In the same way, Pink’s fame and influence really took off after his passing, and it is in heaven that he will meet with so many who were impacted by his ministry. So his life provides lessons for all of us. As such, the final paragraphs of Murray’s 1981 biography are worth highlighting here:
We believe that God guided Pink in this stress upon a biblical catholicity and upon distinguishing the truths which most urgently needed recovering among Christians. In a strange way, as we have said, his chequered, lonely path contributed to this emphasis. He might have been faithful to Scripture and served a church or denomination as others did in the same period; instead he was guided to a wider ministry with a little magazine which he resolved ‘to take up nothing of a sectarian nature, endeavouring to steer clear of whatever would give unnecessary offence, confining ourselves (with rare exceptions) to “those things which are most surely believed among” God’s people at large’. When he died unnoticed in the remoteness of the Scottish Hebrides the full meaning of this policy had not been seen. It was only as a new era dawned, as a deeper hunger for the Word of God reappeared in the English-speaking world, and as the Puritans and other older writers were rediscovered and reopened, that Arthur Pink became one of the leading teachers of a new generation. He served to inspire a vision which was wider, grander and more fundamental than what so many found in their own church situations. Readers turned to him, not because he was a Baptist or a Presbyterian, but rather because they found an unction in his words which moved their hearts with new zeal and love for Scripture. By the gracious providence of God, Pink’s books are now vastly more influential than was his ministry in the days when the cold shoulder of an unsympathetic generation reduced him to silence in conventions and in churches.

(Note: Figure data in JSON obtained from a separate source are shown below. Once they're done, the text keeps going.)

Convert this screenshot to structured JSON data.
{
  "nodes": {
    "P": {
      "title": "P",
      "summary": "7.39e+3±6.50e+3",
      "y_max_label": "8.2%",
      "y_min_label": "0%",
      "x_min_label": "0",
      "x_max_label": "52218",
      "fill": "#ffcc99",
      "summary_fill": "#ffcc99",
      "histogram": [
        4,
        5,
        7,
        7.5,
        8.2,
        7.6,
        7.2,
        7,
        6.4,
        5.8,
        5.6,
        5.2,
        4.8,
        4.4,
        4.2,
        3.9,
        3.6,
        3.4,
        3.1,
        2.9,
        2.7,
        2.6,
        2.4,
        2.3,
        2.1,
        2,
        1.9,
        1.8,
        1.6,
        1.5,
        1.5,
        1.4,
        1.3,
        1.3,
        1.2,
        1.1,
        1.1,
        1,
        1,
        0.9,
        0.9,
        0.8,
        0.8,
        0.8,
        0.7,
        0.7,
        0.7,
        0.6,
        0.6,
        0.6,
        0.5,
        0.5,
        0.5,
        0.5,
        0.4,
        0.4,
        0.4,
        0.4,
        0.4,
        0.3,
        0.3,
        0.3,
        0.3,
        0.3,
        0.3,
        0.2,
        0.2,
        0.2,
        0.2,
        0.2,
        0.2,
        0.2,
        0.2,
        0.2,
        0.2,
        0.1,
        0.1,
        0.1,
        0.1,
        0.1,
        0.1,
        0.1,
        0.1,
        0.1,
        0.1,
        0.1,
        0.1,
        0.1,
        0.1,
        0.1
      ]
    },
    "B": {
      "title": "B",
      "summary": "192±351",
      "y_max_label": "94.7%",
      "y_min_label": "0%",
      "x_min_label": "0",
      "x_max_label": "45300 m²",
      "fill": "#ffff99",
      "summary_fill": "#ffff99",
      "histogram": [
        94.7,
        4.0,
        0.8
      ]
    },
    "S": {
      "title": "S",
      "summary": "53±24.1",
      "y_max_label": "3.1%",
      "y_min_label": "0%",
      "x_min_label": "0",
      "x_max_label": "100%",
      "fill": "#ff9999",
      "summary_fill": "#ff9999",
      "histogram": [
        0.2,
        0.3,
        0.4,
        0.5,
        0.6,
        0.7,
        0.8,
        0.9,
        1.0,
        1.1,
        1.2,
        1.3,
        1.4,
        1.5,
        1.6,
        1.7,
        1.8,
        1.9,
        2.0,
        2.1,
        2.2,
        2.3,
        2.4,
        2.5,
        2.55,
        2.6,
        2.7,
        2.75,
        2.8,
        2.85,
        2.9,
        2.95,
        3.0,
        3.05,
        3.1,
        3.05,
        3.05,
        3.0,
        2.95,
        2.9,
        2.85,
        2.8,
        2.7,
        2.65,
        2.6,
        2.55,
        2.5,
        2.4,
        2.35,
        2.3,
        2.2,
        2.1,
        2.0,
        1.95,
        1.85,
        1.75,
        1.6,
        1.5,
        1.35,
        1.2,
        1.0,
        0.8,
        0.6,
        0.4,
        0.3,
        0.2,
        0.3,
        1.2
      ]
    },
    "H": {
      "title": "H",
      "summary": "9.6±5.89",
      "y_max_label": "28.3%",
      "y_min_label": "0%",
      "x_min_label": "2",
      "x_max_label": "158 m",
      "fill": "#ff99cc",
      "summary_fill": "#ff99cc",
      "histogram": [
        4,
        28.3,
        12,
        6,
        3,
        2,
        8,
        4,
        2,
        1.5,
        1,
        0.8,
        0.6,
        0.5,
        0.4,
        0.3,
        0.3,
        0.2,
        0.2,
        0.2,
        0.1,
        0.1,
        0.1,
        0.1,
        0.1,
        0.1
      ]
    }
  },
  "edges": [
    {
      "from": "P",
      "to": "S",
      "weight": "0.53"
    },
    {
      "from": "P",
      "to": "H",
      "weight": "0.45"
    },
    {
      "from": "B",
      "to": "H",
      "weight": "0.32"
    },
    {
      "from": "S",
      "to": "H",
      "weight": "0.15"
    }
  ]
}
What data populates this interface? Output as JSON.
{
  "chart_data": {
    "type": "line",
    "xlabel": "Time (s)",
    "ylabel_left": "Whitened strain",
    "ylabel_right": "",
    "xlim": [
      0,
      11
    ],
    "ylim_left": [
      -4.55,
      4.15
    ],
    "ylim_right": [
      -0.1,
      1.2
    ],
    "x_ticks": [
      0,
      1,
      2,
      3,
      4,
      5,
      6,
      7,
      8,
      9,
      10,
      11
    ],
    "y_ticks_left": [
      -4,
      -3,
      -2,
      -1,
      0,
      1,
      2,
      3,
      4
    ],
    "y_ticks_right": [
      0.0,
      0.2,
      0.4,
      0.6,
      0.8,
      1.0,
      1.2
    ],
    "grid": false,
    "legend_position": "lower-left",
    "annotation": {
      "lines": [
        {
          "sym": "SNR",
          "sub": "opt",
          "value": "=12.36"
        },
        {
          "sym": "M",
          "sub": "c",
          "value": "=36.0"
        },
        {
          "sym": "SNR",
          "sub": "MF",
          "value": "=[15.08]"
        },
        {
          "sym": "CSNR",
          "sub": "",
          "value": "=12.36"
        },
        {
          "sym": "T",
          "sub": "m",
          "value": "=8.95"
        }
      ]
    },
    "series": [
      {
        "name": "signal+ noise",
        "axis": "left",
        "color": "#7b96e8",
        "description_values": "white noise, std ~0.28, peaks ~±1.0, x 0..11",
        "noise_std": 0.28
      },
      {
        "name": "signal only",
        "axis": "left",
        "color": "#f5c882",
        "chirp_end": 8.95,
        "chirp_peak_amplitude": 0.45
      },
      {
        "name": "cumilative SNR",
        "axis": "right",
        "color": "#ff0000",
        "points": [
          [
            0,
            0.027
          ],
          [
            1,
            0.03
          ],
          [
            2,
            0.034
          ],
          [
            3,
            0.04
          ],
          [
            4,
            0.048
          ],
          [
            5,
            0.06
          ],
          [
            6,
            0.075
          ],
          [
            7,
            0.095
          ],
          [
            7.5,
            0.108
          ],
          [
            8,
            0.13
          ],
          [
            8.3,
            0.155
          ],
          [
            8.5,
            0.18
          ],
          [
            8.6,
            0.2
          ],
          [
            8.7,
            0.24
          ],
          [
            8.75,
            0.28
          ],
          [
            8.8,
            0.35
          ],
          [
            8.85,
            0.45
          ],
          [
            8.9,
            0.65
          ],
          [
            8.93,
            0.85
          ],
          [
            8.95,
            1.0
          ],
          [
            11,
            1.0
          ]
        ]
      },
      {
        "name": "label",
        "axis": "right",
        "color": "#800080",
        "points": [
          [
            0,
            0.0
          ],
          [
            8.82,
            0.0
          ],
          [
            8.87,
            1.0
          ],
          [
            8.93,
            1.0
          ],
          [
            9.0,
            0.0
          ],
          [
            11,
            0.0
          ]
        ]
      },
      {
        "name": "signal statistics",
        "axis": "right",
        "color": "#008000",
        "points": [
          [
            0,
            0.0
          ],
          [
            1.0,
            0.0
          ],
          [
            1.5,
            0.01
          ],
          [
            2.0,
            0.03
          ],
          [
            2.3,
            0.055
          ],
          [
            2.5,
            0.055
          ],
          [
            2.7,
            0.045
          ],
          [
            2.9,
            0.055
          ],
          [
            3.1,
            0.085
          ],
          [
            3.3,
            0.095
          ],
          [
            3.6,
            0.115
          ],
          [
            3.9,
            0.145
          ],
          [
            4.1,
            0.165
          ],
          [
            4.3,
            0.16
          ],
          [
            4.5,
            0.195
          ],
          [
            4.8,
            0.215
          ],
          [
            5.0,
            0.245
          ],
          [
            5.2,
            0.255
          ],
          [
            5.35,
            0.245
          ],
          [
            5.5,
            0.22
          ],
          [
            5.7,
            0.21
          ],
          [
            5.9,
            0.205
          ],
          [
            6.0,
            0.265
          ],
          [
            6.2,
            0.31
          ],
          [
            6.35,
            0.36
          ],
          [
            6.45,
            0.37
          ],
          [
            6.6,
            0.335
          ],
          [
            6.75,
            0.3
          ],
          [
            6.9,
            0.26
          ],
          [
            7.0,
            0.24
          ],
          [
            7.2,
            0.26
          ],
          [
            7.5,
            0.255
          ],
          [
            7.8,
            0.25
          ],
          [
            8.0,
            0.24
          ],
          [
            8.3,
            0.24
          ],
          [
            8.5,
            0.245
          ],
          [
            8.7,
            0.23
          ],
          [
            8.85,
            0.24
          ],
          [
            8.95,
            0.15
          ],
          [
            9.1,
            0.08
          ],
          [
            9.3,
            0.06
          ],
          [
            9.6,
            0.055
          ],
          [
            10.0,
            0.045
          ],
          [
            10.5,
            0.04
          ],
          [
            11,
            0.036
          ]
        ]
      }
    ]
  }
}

‘Your own history is very staggering,’ a friend once wrote to him. ‘It is most mysterious that your mouth should be closed as to a public oral ministry.’ Now, half a century later, we may see a little more of its meaning and as we do so it is our business to look to Christ and to follow in the path of all those who ‘through faith and patience inherit the promise’.
Quotes by Pink
“True liberty is not the power to live as we please, but to live as we ought.”

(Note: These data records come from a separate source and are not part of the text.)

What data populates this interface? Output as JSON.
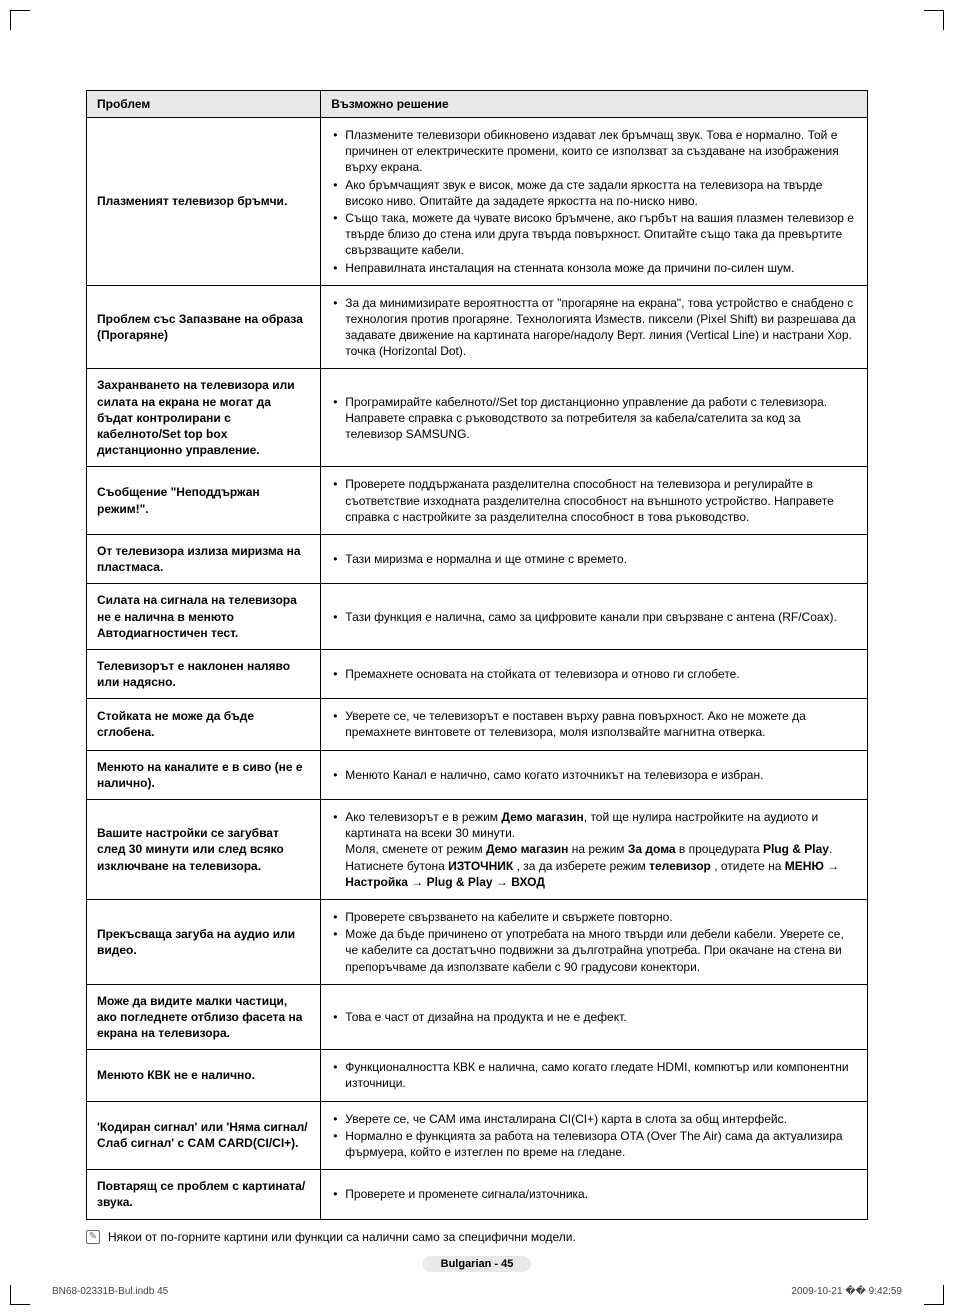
{
  "headers": {
    "problem": "Проблем",
    "solution": "Възможно решение"
  },
  "rows": [
    {
      "problem": "Плазменият телевизор бръмчи.",
      "items": [
        "Плазмените телевизори обикновено издават лек бръмчащ звук. Това е нормално. Той е причинен от електрическите промени, които се използват за създаване на изображения върху екрана.",
        "Ако бръмчащият звук е висок, може да сте задали яркостта на телевизора на твърде високо ниво.  Опитайте да зададете яркостта на по-ниско ниво.",
        "Също така, можете да чувате високо бръмчене, ако гърбът на вашия плазмен телевизор е твърде близо до стена или друга твърда повърхност. Опитайте също така да превъртите свързващите кабели.",
        "Неправилната инсталация на стенната конзола може да причини по-силен шум."
      ]
    },
    {
      "problem": "Проблем със Запазване на образа (Прогаряне)",
      "items": [
        "За да минимизирате вероятността от \"прогаряне на екрана\", това устройство е снабдено с технология против прогаряне. Технологията Изместв. пиксели (Pixel Shift) ви разрешава да задавате движение на картината нагоре/надолу Верт. линия (Vertical Line) и настрани Хор. точка (Horizontal Dot)."
      ]
    },
    {
      "problem": "Захранването на телевизора или силата на екрана не могат да бъдат контролирани с кабелното/Set top box дистанционно управление.",
      "items": [
        "Програмирайте кабелното//Set top дистанционно управление да работи с телевизора.\nНаправете справка с ръководството за потребителя за кабела/сателита за код за телевизор SAMSUNG."
      ]
    },
    {
      "problem": "Съобщение \"Неподдържан режим!\".",
      "items": [
        "Проверете поддържаната разделителна способност на телевизора и регулирайте в съответствие изходната разделителна способност на външното устройство. Направете справка с настройките за разделителна способност в това ръководство."
      ]
    },
    {
      "problem": "От телевизора излиза миризма на пластмаса.",
      "items": [
        "Тази миризма е нормална и ще отмине с времето."
      ]
    },
    {
      "problem": "Силата на сигнала на телевизора не е налична в менюто Автодиагностичен тест.",
      "items": [
        "Тази функция е налична, само за цифровите канали при свързване с антена (RF/Coax)."
      ]
    },
    {
      "problem": "Телевизорът е наклонен наляво или надясно.",
      "items": [
        "Премахнете основата на стойката от телевизора и отново ги сглобете."
      ]
    },
    {
      "problem": "Стойката не може да бъде сглобена.",
      "items": [
        "Уверете се, че телевизорът е поставен върху равна повърхност. Ако не можете да премахнете винтовете от телевизора, моля използвайте магнитна отверка."
      ]
    },
    {
      "problem": "Менюто на каналите е в сиво (не е налично).",
      "items": [
        "Менюто Канал е налично, само когато източникът на телевизора е избран."
      ]
    },
    {
      "problem": "Вашите настройки се загубват след 30 минути или след всяко изключване на телевизора.",
      "html": "<ul><li>Ако телевизорът е в режим <b>Демо магазин</b>, той ще нулира настройките на аудиото и картината на всеки 30 минути.<br>Моля, сменете от режим <b>Демо магазин</b> на режим <b>За дома</b> в процедурата <b>Plug &amp; Play</b>.<br>Натиснете бутона <b>ИЗТОЧНИК</b> , за да изберете режим <b>телевизор</b> , отидете на <b>МЕНЮ → Настройка → Plug &amp; Play → ВХОД</b></li></ul>"
    },
    {
      "problem": "Прекъсваща загуба на аудио или видео.",
      "items": [
        "Проверете свързването на кабелите и свържете повторно.",
        "Може да бъде причинено от употребата на много твърди или дебели кабели. Уверете се, че кабелите са достатъчно подвижни за дълготрайна употреба. При окачане на стена ви препоръчваме да използвате кабели с 90 градусови конектори."
      ]
    },
    {
      "problem": "Може да видите малки частици, ако погледнете отблизо фасета на екрана на телевизора.",
      "items": [
        "Това е част от дизайна на продукта и не е дефект."
      ]
    },
    {
      "problem": "Менюто КВК не е налично.",
      "items": [
        "Функционалността КВК е налична, само когато гледате HDMI, компютър или компонентни източници."
      ]
    },
    {
      "problem": "'Кодиран сигнал' или 'Няма сигнал/Слаб сигнал' с CAM CARD(CI/CI+).",
      "items": [
        "Уверете се, че CAM има инсталирана CI(CI+) карта в слота за общ интерфейс.",
        "Нормално е функцията за работа на телевизора OTA (Over The Air) сама да актуализира фърмуера, който е изтеглен по време на гледане."
      ]
    },
    {
      "problem": "Повтарящ се проблем с картината/звука.",
      "items": [
        "Проверете и променете сигнала/източника."
      ]
    }
  ],
  "note": "Някои от по-горните картини или функции са налични само за специфични модели.",
  "footer": "Bulgarian - 45",
  "meta_left": "BN68-02331B-Bul.indb   45",
  "meta_right": "2009-10-21   �� 9:42:59"
}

“The great mistake made by most of the Lord’s people is in hoping to discover in themselves that which is to be found in Christ alone. “
“Afflictions are light when compared with what we really deserve. They are light when compared with the sufferings of the Lord Jesus. But perhaps their real lightness is best seen by comparing them with the weight of glory which is awaiting us.”
“When you observe that the fire in your room is getting dull, you do not always put on more coal, but simply stir with the poker; so God often uses the black poker of adversity in order that the flames of devotion may burn more brightly.”
“It is not the absence of sin but the grieving over it which distinguishes the child of God from empty professors.”
“No verse of Scripture yields its meaning to lazy people.”
Pink published some books prior to 1922, but after that period – when Studies in the Scriptures began – all his books were first published as articles in that magazine. So the dates below reflect that reality. Here are just some of his many volumes:
1918 The Sovereignty of God
1922 Gleanings in Genesis
1924-1929 Gleanings in Exodus
1928-1938 Exposition of Hebrews
1930-1931 The Attributes of God
1935-1937 The Doctrine of Sanctification
1940-1942 The Life of Elijah
1949-1950 Divine Inspiration of the Scriptures
Richard Belcher, Arthur W. Pink – Born to Write. Richbarry Press, 1980.
Iain Murray, Arthur W. Pink: His Life and Thought. Banner of Truth, 1981.